What we did…
The MacNaughton lab studied the role of the epithelium in inflammatory diseases for over 30 years. We investigated several aspects of epithelial cell biology and how they are involved in inflammatory bowel diseases and colorectal cancer. We used epithelial cell lines and patient-derived epithelial organoids to model human disease.
Epithelial barrier function
We studied the cellular mechanisms that regulate barrier function, focusing on the factors and pathways that control how tight junction proteins traffic in and out of the tight junction (the main structure controlling epithelial permeability).
When the epithelium is inflamed, inflammation needs to be resolved, and when it is injured, repair has to occur. We studied how the behaviour of epithelial cells changes during inflammation and when repair needs to occur. Specifically we investigated the roles of serine proteases, peptides and their receptors in these processes.

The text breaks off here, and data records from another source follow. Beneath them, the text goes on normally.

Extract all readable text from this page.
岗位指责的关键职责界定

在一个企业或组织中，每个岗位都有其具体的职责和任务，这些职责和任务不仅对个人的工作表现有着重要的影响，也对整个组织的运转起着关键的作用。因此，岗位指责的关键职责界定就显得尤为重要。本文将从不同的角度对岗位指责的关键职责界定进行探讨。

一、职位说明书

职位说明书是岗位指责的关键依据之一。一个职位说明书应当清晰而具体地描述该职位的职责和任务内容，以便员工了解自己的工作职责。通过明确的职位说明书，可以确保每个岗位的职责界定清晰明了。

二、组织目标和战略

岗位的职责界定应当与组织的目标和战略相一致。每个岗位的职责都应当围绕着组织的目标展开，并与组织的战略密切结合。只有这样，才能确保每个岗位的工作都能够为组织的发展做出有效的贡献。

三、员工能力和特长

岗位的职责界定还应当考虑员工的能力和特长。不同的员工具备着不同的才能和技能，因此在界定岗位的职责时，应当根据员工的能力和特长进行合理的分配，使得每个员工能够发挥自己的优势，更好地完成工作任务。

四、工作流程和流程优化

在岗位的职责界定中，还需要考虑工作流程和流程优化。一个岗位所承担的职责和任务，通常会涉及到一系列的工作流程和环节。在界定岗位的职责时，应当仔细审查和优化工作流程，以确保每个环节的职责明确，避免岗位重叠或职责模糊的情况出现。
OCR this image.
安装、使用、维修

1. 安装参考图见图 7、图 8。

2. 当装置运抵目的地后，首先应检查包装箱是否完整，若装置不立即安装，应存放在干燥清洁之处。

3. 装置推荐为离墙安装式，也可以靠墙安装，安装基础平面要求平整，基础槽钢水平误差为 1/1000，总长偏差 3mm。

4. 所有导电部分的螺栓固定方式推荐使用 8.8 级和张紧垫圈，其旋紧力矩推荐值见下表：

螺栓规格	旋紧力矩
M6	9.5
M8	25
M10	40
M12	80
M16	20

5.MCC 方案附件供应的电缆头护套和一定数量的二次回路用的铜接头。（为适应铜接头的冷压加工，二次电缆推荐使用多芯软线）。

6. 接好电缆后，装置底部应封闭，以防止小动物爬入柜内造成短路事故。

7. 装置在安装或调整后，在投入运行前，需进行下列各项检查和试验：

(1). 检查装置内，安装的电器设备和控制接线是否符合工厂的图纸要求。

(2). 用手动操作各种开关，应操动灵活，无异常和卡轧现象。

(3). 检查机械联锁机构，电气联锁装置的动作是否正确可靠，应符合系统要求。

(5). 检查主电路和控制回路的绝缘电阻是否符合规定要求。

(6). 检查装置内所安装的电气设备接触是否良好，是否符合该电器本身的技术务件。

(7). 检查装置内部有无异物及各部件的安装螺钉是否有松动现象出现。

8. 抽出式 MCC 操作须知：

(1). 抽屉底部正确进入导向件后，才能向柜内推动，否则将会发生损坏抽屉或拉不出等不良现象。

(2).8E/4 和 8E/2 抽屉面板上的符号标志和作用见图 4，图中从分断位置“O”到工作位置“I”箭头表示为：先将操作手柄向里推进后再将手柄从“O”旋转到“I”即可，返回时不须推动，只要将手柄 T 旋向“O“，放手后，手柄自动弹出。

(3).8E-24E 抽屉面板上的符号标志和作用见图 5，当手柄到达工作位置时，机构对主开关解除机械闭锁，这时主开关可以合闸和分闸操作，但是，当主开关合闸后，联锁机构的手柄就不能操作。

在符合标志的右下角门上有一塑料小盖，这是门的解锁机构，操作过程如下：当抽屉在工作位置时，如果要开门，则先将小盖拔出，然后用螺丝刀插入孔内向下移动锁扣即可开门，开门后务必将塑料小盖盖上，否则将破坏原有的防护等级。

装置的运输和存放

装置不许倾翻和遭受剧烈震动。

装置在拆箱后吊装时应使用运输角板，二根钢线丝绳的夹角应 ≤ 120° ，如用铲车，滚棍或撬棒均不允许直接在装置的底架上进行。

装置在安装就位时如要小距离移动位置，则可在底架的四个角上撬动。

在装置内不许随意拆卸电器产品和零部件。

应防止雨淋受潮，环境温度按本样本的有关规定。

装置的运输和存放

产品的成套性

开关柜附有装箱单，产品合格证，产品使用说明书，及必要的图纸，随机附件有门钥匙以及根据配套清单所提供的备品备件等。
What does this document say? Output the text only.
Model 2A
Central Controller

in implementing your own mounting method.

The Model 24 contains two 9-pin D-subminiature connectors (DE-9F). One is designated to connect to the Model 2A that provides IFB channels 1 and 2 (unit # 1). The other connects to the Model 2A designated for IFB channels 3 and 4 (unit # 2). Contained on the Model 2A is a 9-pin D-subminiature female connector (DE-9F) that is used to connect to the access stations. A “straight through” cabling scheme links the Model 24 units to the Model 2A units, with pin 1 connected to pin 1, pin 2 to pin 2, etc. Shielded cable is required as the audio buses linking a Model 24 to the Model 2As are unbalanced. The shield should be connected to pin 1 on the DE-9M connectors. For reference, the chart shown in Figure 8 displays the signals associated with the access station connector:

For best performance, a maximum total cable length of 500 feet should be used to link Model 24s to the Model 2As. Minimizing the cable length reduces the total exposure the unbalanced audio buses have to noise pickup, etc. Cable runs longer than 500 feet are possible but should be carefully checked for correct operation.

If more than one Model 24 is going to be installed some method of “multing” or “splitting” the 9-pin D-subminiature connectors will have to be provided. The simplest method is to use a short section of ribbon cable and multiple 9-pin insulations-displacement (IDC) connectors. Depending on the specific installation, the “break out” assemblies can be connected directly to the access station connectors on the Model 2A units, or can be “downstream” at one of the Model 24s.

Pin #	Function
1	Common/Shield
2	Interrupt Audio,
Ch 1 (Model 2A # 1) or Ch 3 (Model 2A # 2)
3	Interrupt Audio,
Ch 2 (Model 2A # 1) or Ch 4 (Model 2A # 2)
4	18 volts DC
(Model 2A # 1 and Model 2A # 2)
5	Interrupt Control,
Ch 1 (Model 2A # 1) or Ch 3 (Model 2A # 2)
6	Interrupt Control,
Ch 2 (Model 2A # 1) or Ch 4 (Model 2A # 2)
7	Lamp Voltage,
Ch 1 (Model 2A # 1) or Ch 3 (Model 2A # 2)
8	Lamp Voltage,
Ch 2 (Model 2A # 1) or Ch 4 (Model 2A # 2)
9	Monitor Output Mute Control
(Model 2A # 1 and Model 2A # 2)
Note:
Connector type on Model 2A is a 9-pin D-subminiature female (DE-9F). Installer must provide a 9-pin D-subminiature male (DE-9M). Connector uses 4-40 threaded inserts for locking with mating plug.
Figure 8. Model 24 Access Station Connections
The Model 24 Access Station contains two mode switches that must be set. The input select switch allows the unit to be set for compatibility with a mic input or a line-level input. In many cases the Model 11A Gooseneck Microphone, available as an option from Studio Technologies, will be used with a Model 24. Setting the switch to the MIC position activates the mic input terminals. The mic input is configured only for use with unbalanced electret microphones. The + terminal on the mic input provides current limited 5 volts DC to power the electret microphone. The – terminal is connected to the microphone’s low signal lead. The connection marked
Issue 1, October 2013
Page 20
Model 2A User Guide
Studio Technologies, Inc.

The role of the epithelium in inflammation-associated colorectal cancer
Chronic inflammation is associated with an increased risk of cancer, not just in the gut, but in many organs and tissues. The link between inflammation and cancer is complex and not well understood. We studied how inflammatory proteases may trigger an epithelial-mesenchymal transition (EMT) through the generation of proteolytic cleavage fragments of junctional proteins such as E-cadherin.
Why is this important…
It is important that all these functions of the epithelium are tightly controlled to maintain homeostasis. Dysregulation of these complex processes leads to diseases that afflict hundreds of thousands of Canadians – Crohn’s disease, ulcerative colitis, celiac disease, irritable bowel syndrome, colorectal cancer and more. We are only now learning how important maintaining proper epithelial function is to disease prevention and treatment.